東京電力柏崎刈羽原子力発電所の耐震基準は、旧基準では450ガルであったが、実際に中越沖地震で2000ガルを超える揺れが観測されてしまったため、新基準では東京電力柏崎刈羽原子力発電所1号機から4号機のみ、耐震基準が2300ガルに引き上げられた。
しかし、
大飯原発の耐震基準は700ガル、
高浜原発の耐震基準はわずか550ガルである。
誰がどう見ても、樋口英明氏の判断が合理性を有している。
しかし、この判断の下では原発を稼働できない。
そこで、樋口氏は左遷され、新たな裁判官が、政府の意向に沿う判断を示した。
そういうことだ。
つまり、日本の司法権は独立もしていないし、機能もしていない。
安倍晋三氏は、立憲主義を知らない、あるいは、立憲主義を踏みにじることで有名になったが、それと同時に、三権分立(さんけんぶんりゅう)も知らないか、踏みにじる人物である。
日本国憲法は内閣総理大臣に強大な権限を与えている。
この権限を正当に行使しないと、怪物が出現する。
日本国憲法には、そのようなリスクが内包されている。
内閣総理大臣は最高裁の人事権を不当に活用すれば、裁判所を支配できる。
裁判官は森炎氏が「パノプティコン」と表現した状況によって、政治権力に支配される存在である。
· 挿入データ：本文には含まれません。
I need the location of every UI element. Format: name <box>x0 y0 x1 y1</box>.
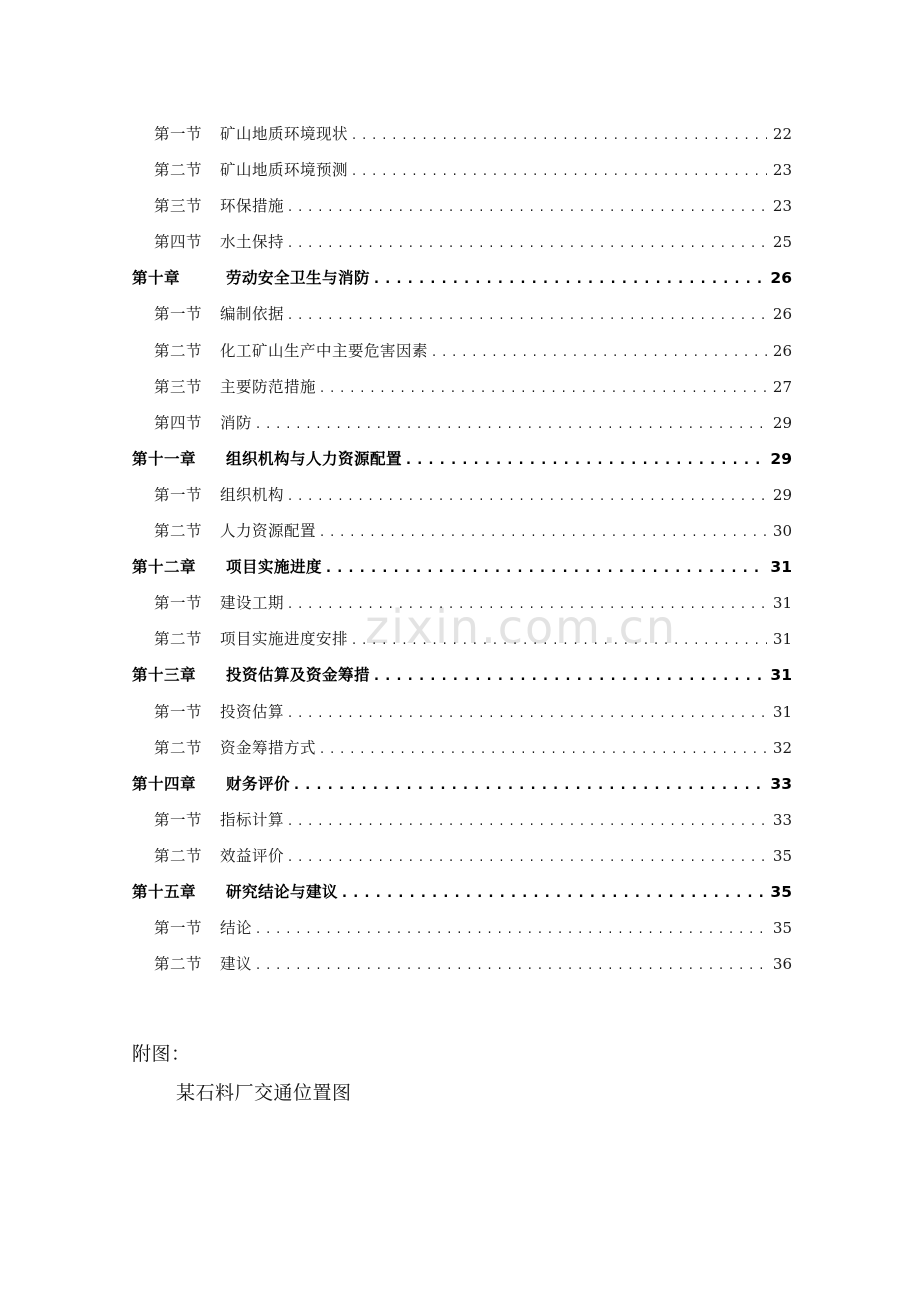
toc-page-number: 23 <box>772 161 792 180</box>
toc-entry-title: 水土保持 <box>220 233 285 252</box>
toc-section-entry[interactable] <box>132 477 792 513</box>
toc-dot-leader <box>374 659 764 693</box>
toc-entry-title: 矿山地质环境预测 <box>220 161 349 180</box>
toc-entry-title: 投资估算 <box>220 702 285 721</box>
toc-dot-leader <box>406 443 764 477</box>
toc-section-entry[interactable] <box>132 405 792 441</box>
toc-page-number: 33 <box>770 774 792 793</box>
toc-dot-leader <box>352 154 767 188</box>
appendix-item: 某石料厂交通位置图 <box>176 1082 352 1104</box>
toc-section-entry[interactable] <box>132 585 792 621</box>
toc-entry-number: 第十二章 <box>132 558 197 577</box>
toc-dot-leader <box>326 551 764 585</box>
toc-section-entry[interactable] <box>132 116 792 152</box>
toc-entry-title: 结论 <box>220 919 253 938</box>
toc-entry-number: 第一节 <box>154 594 203 613</box>
toc-dot-leader <box>256 407 767 441</box>
toc-entry-title: 财务评价 <box>226 774 291 793</box>
toc-section-entry[interactable] <box>132 802 792 838</box>
toc-dot-leader <box>352 118 767 152</box>
toc-entry-title: 劳动安全卫生与消防 <box>226 269 371 288</box>
toc-page-number: 22 <box>772 125 792 143</box>
toc-dot-leader <box>288 804 767 838</box>
toc-chapter-entry[interactable] <box>132 874 792 910</box>
toc-dot-leader <box>432 335 767 369</box>
toc-entry-number: 第一节 <box>154 485 203 504</box>
toc-dot-leader <box>288 840 767 874</box>
toc-page-number: 35 <box>772 919 792 938</box>
toc-entry-title: 项目实施进度安排 <box>220 630 349 649</box>
toc-dot-leader <box>320 371 767 405</box>
toc-entry-number: 第十一章 <box>132 449 197 468</box>
toc-entry-title: 建设工期 <box>220 594 285 613</box>
toc-entry-number: 第三节 <box>154 197 203 216</box>
toc-dot-leader <box>288 190 767 224</box>
toc-entry-title: 矿山地质环境现状 <box>220 125 349 143</box>
toc-entry-number: 第二节 <box>154 161 203 180</box>
toc-dot-leader <box>288 696 767 730</box>
toc-entry-number: 第四节 <box>154 413 203 432</box>
toc-dot-leader <box>352 623 767 657</box>
toc-section-entry[interactable] <box>132 188 792 224</box>
appendix-label: 附图： <box>132 1043 191 1065</box>
toc-dot-leader <box>288 298 767 332</box>
toc-entry-number: 第一节 <box>154 810 203 829</box>
toc-section-entry[interactable] <box>132 910 792 946</box>
toc-page-number: 26 <box>770 269 792 288</box>
toc-chapter-entry[interactable] <box>132 657 792 693</box>
toc-entry-title: 指标计算 <box>220 810 285 829</box>
toc-dot-leader <box>256 948 767 982</box>
toc-entry-title: 主要防范措施 <box>220 377 317 396</box>
toc-entry-title: 项目实施进度 <box>226 558 323 577</box>
toc-entry-number: 第十四章 <box>132 774 197 793</box>
toc-chapter-entry[interactable] <box>132 766 792 802</box>
toc-entry-title: 编制依据 <box>220 305 285 324</box>
toc-entry-title: 组织机构 <box>220 485 285 504</box>
toc-entry-number: 第二节 <box>154 955 203 974</box>
toc-section-entry[interactable] <box>132 513 792 549</box>
toc-entry-title: 资金筹措方式 <box>220 738 317 757</box>
toc-section-entry[interactable] <box>132 152 792 188</box>
toc-section-entry[interactable] <box>132 369 792 405</box>
toc-entry-number: 第一节 <box>154 702 203 721</box>
table-of-contents <box>132 116 792 982</box>
toc-section-entry[interactable] <box>132 694 792 730</box>
toc-entry-number: 第一节 <box>154 305 203 324</box>
toc-entry-title: 效益评价 <box>220 846 285 865</box>
toc-entry-number: 第十五章 <box>132 882 197 901</box>
toc-page-number: 31 <box>770 558 792 577</box>
toc-dot-leader <box>320 515 767 549</box>
toc-dot-leader <box>288 479 767 513</box>
toc-chapter-entry[interactable] <box>132 549 792 585</box>
toc-section-entry[interactable] <box>132 838 792 874</box>
toc-page-number: 35 <box>770 882 792 901</box>
toc-section-entry[interactable] <box>132 946 792 982</box>
toc-entry-number: 第二节 <box>154 738 203 757</box>
toc-page-number: 30 <box>772 522 792 541</box>
toc-page-number: 23 <box>772 197 792 216</box>
toc-entry-title: 化工矿山生产中主要危害因素 <box>220 341 429 360</box>
toc-page-number: 31 <box>772 594 792 613</box>
toc-entry-title: 消防 <box>220 413 253 432</box>
toc-dot-leader <box>256 912 767 946</box>
toc-dot-leader <box>342 876 764 910</box>
toc-page-number: 32 <box>772 738 792 757</box>
toc-dot-leader <box>294 768 764 802</box>
toc-page-number: 35 <box>772 846 792 865</box>
toc-entry-number: 第三节 <box>154 377 203 396</box>
toc-dot-leader <box>374 262 764 296</box>
toc-entry-number: 第二节 <box>154 341 203 360</box>
toc-entry-title: 研究结论与建议 <box>226 882 339 901</box>
toc-dot-leader <box>288 226 767 260</box>
toc-page-number: 29 <box>770 449 792 468</box>
toc-page-number: 26 <box>772 305 792 324</box>
toc-section-entry[interactable] <box>132 296 792 332</box>
toc-entry-title: 环保措施 <box>220 197 285 216</box>
watermark: zixin.com.cn <box>365 600 678 654</box>
toc-dot-leader <box>320 732 767 766</box>
toc-section-entry[interactable] <box>132 224 792 260</box>
toc-page-number: 31 <box>772 702 792 721</box>
toc-section-entry[interactable] <box>132 730 792 766</box>
toc-chapter-entry[interactable] <box>132 260 792 296</box>
toc-page-number: 36 <box>772 955 792 974</box>
toc-entry-number: 第二节 <box>154 630 203 649</box>
toc-entry-title: 组织机构与人力资源配置 <box>226 449 403 468</box>
toc-entry-number: 第四节 <box>154 233 203 252</box>
toc-dot-leader <box>288 587 767 621</box>
toc-entry-number: 第二节 <box>154 846 203 865</box>
toc-page-number: 29 <box>772 413 792 432</box>
toc-section-entry[interactable] <box>132 333 792 369</box>
toc-chapter-entry[interactable] <box>132 441 792 477</box>
toc-page-number: 31 <box>772 630 792 649</box>
toc-entry-title: 投资估算及资金筹措 <box>226 666 371 685</box>
toc-entry-number: 第十三章 <box>132 666 197 685</box>
toc-page-number: 27 <box>772 377 792 396</box>
toc-entry-title: 建议 <box>220 955 253 974</box>
toc-page-number: 25 <box>772 233 792 252</box>
toc-entry-title: 人力资源配置 <box>220 522 317 541</box>
toc-section-entry[interactable] <box>132 621 792 657</box>
toc-entry-number: 第十章 <box>132 269 181 288</box>
toc-page-number: 33 <box>772 810 792 829</box>
toc-entry-number: 第一节 <box>154 125 203 143</box>
toc-page-number: 29 <box>772 485 792 504</box>
toc-entry-number: 第二节 <box>154 522 203 541</box>
toc-entry-number: 第一节 <box>154 919 203 938</box>
toc-page-number: 31 <box>770 666 792 685</box>
toc-page-number: 26 <box>772 341 792 360</box>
例外的に、樋口英明氏のような裁判官が出現することがあるが、最高裁を頂点とする裁判所ヒエラルヒーの下では、その気になれば内閣総理大臣が裁判所を支配できる。
安倍晋三氏は、立憲主義を踏みにじり、放送の中立・公正を踏みにじり、そして、裁判所の独立、公正を踏みにじっている。
このまま、2016年の参院選に突入し、万が一、安倍政権改憲勢力が衆参両院の3分の2を占有することになると、安倍政権は安倍独裁政治の完成に突進することになるだろう。
暗黒の時代は、すぐ目の前にまで迫っている。